My momma heart hurts. I cannot fathom facing death, I am praising Jesus for his faithfulness and praying for you, sten and the girls. Love.
Fighting the enemy death is the right and natural thing to do…your words of our battle against the last enemy death, are what we all feel as we see children like Allistaire in the struggle for her very life! 10 years ago (3-9) my daughter Laura chose to leave this life. Though she was trying to trust God, she gave in to the battle that was waging war in her mind. I find strength in reading your words Jai…you are fighting for Allistaire. We know God is in control, but Allistaire is so BLESSED to have a Mom/parents like you alongside her! Keeping you close in prayer, Carol Sanford
“Trust Him when dark doubts assail thee,
Trust Him when they strength is small,
Trust Him when to simply trust Him,
Seems the hardest thing of all.
Trust Him! He is ever faithful;
Trust Him – for His will is best;
Trust Him – for the heart of Jesus
Is the only place of rest.
Trust Him, then, through cloud or sunshine,
All thy cares upon Him cast;
Till the storm of life is over,
And the trusting days are past.”
-Trust Him When Thy Wants are Many, Lucy A. Bennett (1850-1927)
How many times I must have thought the same things before Mason’s transplant. The worry, the unknown. What could happen, what might happen, and how could I be certain this was going to work? I couldn’t. I prayed to God that he made it through knowing full well that his plan may not be the same as mine but that he knows what he is doing.
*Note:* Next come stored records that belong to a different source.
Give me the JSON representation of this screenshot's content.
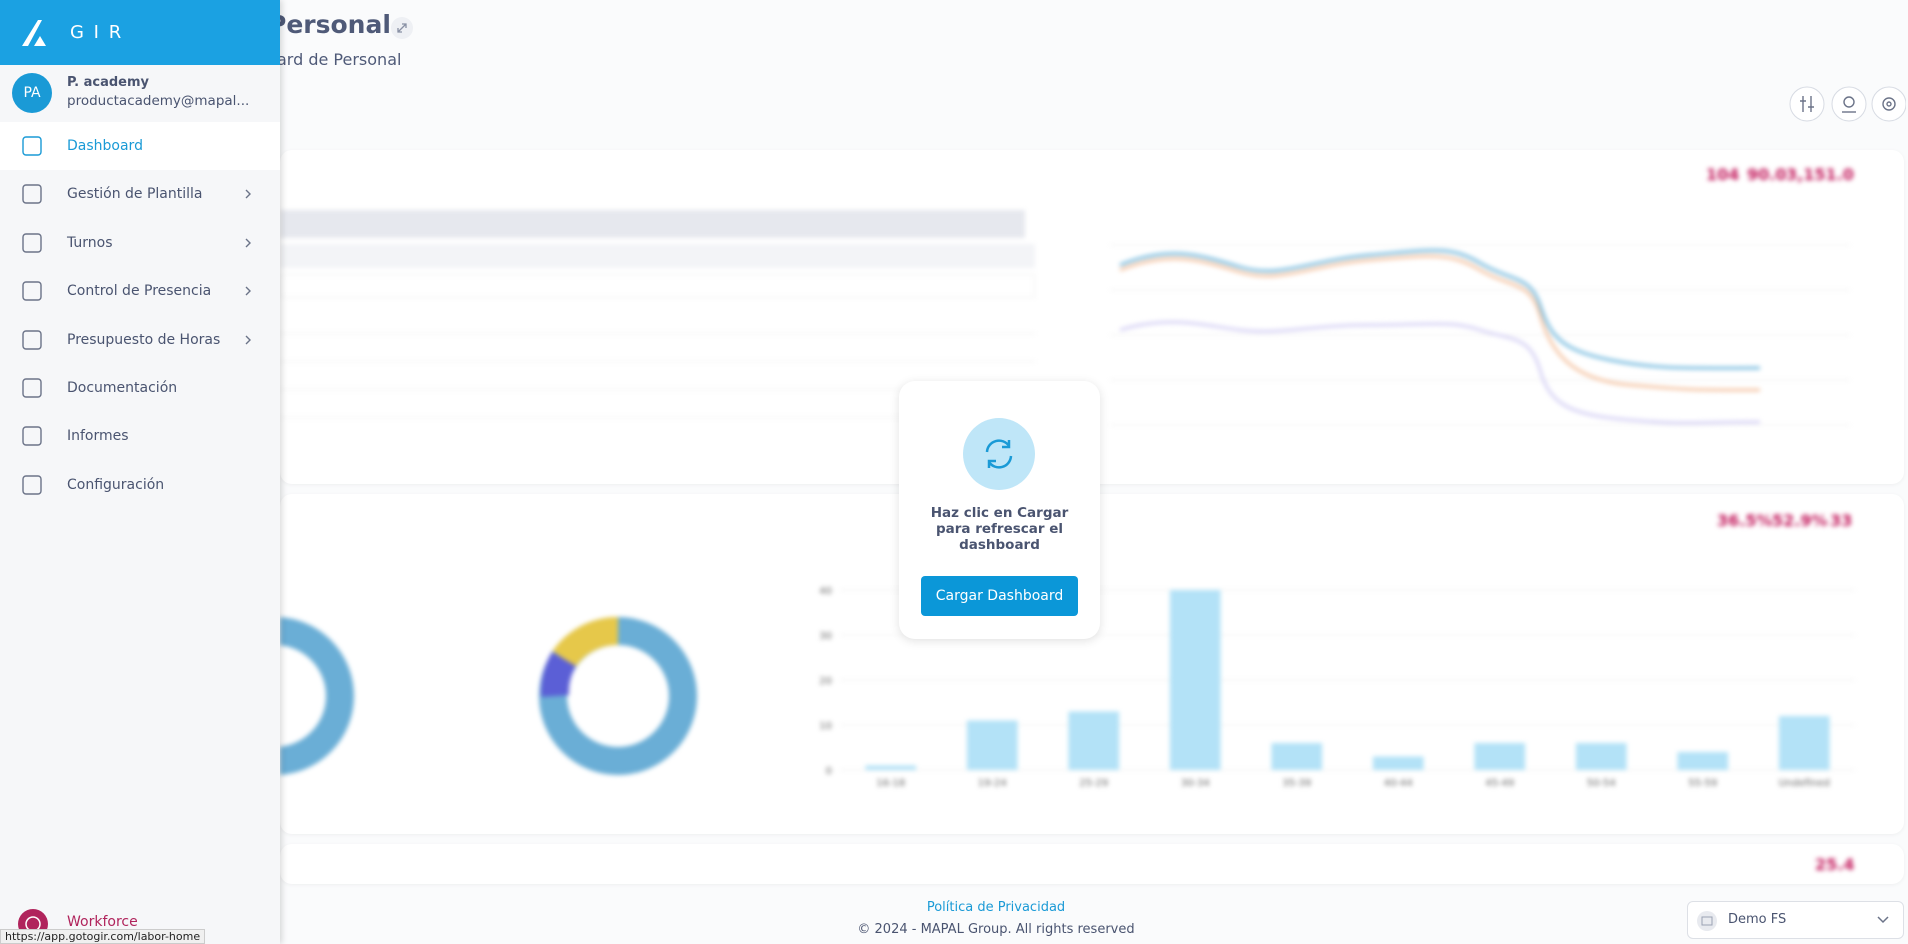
{
  "sidebar": {
    "brand": "G I R",
    "user": {
      "initials": "PA",
      "name": "P. academy",
      "email": "productacademy@mapal..."
    },
    "menu": [
      {
        "label": "Dashboard",
        "active": true
      },
      {
        "label": "Gestión de Plantilla",
        "submenu": true
      },
      {
        "label": "Turnos",
        "submenu": true
      },
      {
        "label": "Control de Presencia",
        "submenu": true
      },
      {
        "label": "Presupuesto de Horas",
        "submenu": true
      },
      {
        "label": "Documentación"
      },
      {
        "label": "Informes"
      },
      {
        "label": "Configuración"
      }
    ],
    "footer": "Workforce",
    "status_url": "https://app.gotogir.com/labor-home"
  },
  "header": {
    "title": "Personal",
    "subtitle": "ard de Personal"
  },
  "kpis": [
    "104",
    "90.0",
    "3,151.0",
    "36.5%",
    "52.9%",
    "33",
    "25.4"
  ],
  "chart_data": {
    "type": "bar",
    "color": "#b3e2f7",
    "categories": [
      "16-18",
      "19-24",
      "25-29",
      "30-34",
      "35-39",
      "40-44",
      "45-49",
      "50-54",
      "55-59",
      "Undefined"
    ],
    "values": [
      1,
      11,
      13,
      40,
      6,
      3,
      6,
      6,
      4,
      12
    ],
    "ylim": [
      0,
      40
    ],
    "yticks": [
      0,
      10,
      20,
      30,
      40
    ],
    "grid": true
  },
  "modal": {
    "message": "Haz clic en Cargar para refrescar el dashboard",
    "button": "Cargar Dashboard"
  },
  "footer": {
    "privacy": "Política de Privacidad",
    "copyright": "© 2024 - MAPAL Group. All rights reserved"
  },
  "site_selector": "Demo FS"
}
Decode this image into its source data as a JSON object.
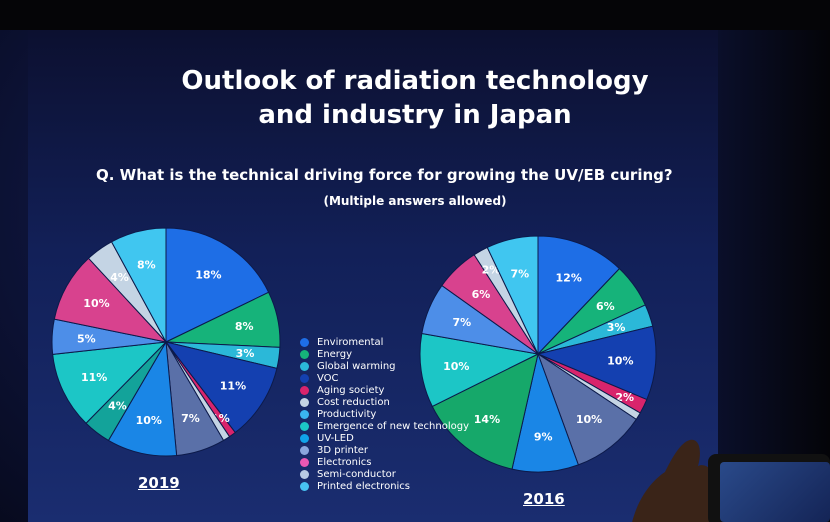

My heart ached then and it aches now for you. To embrace the feelings and to surrender to Him is the only way. He has this. He has you and Allistaire. Please, call anytime! Would love to see you and meet for coffee. I know how much it meaned to me when you were there for me and please know that I am here for you too. Whatever you may need. Much love to you!
My mommy’s heart is breaking and aching for you, sweet Jai. Thank you for your amazing heart, your honest words, your unfailing trust and faith in God. I’m praying for Allistaire and for all of you. Hugs and love.
Psalm 34:7-9
The angel of the LORD encamps around those who fear him,
and he delivers them.
Taste and see that the LORD is good;
blessed is the man who takes refuge in him.
Oh Jai…thank you for glimpse into your gut-wrenching pain. May we somehow bare a tiny piece of your heaviness. Please know that my heart is breaking for you and my love is with you, your sweet girls and your husband as you walk down this grievous, unknown path, hand-in-hand with your Saviour.
“Spirit lead me where my trust is without borders.
Let me walk upon the waters
Wherever you would call me.
Take me deeper than my feet could ever wander
And my faith will be made stronger
In the presence of my Savior…”
Hillsong UNITED Oceans (Where Feet May Fail) Lyric Video
Bless you, Jen
Try letter school and word a licious for apps Ellen and Lillian love these two.